Sur un autre plan, rappelons que par le passé, la place de la femme dans la société n’était pas celle que nous lui connaissons aujourd’hui. Citons un exemple pour illustrer mon propos : lors de la mort d’Ibnu Hambal, un des fondateurs de l’une des quatre écoles juridiques, 600 000 personnes (chiffre énorme pour l’époque) ont assisté à son enterrement, dont 200 000 femmes. Celles-ci ont accompagné les hommes à l’intérieur même du cimetière. Mieux encore, l’oraison funèbre fut prononcée par une femme.

Quant à l’absence, entre autres, d’égalité et de justice sociale, il convient de signaler que nous avons combattu le colonialisme. Libérés des contraintes coloniales, au lieu d’appliquer les nobles enseignements de l’islam, nous avons repris à notre compte les mauvaises leçons de l’autorité coloniale. C’est ainsi que nous avons légalisé l’accumulation des richesses, légitimé la fraude et la corruption, instauré l’inégalité sociale, toléré l’atteinte à la dignité humaine.

3

[Question du journaliste] Dès l’âge inaugural de l’islam, plusieurs courants de pensée sont apparus.
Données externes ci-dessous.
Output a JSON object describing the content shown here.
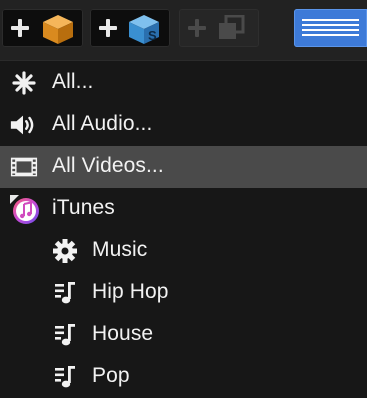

Aux sunnisme, chî’isme, kharédjisme, mu’tazilisme et soufisme des premiers temps de l’islam sont venus se greffer d’autres mouvements tardifs à l’image du bahaïsme et de l’ahmadisme. Qu’est-ce qui peut expliquer tout ce foisonnement de courants qui se réclament d’un seul Livre ?

[Extrait de la réponse de Tahar Gaïd] […] C’est la preuve que la liberté d’expression existait aux premiers temps de l’islam, bien qu’obtenue au prix de sacrifices sanglants. C’est un acquis précieux que nous cherchons aujourd’hui à obtenir. Il est à préciser que ces courants de pensée se sont manifestés différemment et à des dates historiques différentes, non sans quelques affrontements sanglants.

[…] Nous sommes aujourd’hui témoins de l’existence de certaines branches sectaires qui se réclament de l’islam.

[…] Aucune ne fait école. Au contraire, elles sont diverses et contradictoires. Il ne faut donc pas s’étonner que le salafisme, sous ses deux dernières formes, perdurera aussi longtemps qu’une école ou plusieurs écoles ne s’imposeront pas […].

4

[Tahar Gaïd dit :] Le Coran n’a pas tort de déclarer que Dieu ne change pas l’état d’un peuple si celui-ci ne change pas son comportement intérieur.